The photo itself flew in from gag city, but it's a shame the true art is still on the tarmac. Whenever I voice this distaste, people always swoop in to defend the cover, rambling about how ‘actually the image is a direct reference to the painting Ophelia by Sir John Everett Millais, and doesn’t that make it a literary mastermind product?’ Well, no. The concept is but one artistic component — and I quite like that one — but could the execution not have been just as calculated? If you're having the time of your life as a human mirrorball with an upcoming bulletproof album, why choose to be portrayed as though you’re still drowning? And if you are in fact struggling behind the curtain, why does the image still demand that you serve a face card? The visual language feels confused and contradictory to the plot. 

Additionally, the scrapbook manipulations give me a strange feeling. Parts of the original photo are removed only to be awkwardly placed back a few centimeters away, and holistically there is supposed to be a shattered-glass effect, but glass does not shatter in geometrically-perfect rectangles! The text is strewn onto the cover in such a way that the viewer’s eye is guided to scribble its gaze across the image without being drawn to any particular focal point. Haphazard design can work, but only when it’s done with intention. Here, it just feels sloppy. 

Some of the alternate images from the photoshoot are fair at a passing glance to the common consumer, but few individually deserve to be posted in the town square to represent the work. Part of the problem is the very release of these variant images in the first place — “It’s Frightening”, “It’s Rapturous”, “It’s Beautiful”, etc. Modern-day artists, especially in the pop genre, are in the midst of normalizing the release of vinyl collections with nearly ten different variants meant to represent the project just as much as the official cover. If you highlight everything, you highlight nothing; this abuse of capitalism dilutes the visual identity of the work, keeping artists from committing to a single, inspired piece. “The Shiny Bug” variant has the least appealing color palette I’ve ever seen on a Taylor Swift product since the Lover era. If I had the opportunity to edit this marketing campaign rollout, the album cover would have been the untitled, textless third picture in the carousel of her current pinned Instagram post. The feathery puffs, the black wig, the knowing slouch, the drink in hand. Simple, yet iconic.
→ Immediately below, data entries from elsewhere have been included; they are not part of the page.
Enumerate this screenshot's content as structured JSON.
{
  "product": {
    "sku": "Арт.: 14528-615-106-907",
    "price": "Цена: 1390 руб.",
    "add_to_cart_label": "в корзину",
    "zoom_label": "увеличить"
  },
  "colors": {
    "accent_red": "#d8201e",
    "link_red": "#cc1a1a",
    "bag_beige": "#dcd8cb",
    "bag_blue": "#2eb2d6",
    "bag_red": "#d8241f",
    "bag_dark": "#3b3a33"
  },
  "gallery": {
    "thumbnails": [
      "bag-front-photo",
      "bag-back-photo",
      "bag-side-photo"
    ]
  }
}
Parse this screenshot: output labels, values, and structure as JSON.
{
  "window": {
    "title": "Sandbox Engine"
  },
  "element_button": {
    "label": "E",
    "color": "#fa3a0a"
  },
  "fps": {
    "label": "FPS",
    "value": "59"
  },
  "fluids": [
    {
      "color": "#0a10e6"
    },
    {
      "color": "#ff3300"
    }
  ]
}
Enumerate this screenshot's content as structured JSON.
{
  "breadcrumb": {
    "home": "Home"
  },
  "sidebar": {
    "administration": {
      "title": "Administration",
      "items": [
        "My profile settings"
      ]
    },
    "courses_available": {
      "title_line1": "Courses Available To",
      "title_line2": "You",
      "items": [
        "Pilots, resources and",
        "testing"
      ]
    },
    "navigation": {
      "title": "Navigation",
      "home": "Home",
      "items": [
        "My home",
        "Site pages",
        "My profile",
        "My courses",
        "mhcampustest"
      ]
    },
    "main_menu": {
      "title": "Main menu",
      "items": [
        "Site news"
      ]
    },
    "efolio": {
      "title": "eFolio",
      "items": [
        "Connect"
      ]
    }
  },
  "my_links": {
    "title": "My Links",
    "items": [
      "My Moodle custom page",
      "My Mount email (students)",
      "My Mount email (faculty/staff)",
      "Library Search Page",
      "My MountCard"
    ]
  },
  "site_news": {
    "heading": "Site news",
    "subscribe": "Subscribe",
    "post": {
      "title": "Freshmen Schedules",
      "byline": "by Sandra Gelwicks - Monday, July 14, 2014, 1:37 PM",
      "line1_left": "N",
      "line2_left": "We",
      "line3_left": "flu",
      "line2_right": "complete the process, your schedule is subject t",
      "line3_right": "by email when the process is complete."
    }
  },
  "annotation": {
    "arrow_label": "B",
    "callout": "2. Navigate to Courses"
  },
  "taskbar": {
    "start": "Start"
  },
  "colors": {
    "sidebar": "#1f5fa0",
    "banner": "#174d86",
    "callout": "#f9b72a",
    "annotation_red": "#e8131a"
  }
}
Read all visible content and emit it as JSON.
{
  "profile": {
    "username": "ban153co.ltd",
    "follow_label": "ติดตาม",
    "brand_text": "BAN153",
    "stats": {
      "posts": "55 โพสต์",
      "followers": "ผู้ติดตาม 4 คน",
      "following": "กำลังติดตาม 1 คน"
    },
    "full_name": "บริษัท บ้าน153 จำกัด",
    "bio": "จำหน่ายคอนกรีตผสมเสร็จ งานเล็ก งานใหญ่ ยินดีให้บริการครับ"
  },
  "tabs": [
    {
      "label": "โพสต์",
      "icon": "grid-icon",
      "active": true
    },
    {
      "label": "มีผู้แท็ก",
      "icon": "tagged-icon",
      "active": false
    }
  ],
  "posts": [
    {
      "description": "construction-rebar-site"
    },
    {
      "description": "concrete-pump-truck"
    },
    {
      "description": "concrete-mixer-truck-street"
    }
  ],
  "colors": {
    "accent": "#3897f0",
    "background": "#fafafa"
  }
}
I do understand what Taylor Swift was going for with the bathtub option — a reference to everything going on behind the scenes after each three-hour performance, the scent of sweat and perfume mixed perfectly in the air. Despite this, I am disappointed by the work of her editing crew and very much disappointed that the Mert and Marcus duo have to be associated with it. I do, however, have intense faith in the songs and stories to be discovered on this album which, at the end of the day, is the most important part. These incoming products from the business of human emotion will surely be the next world-stop moment I’ve yearned for in the big 2025. I could metabolize and criticize Swift’s decisions all I want, but hey, who’s the billionaire?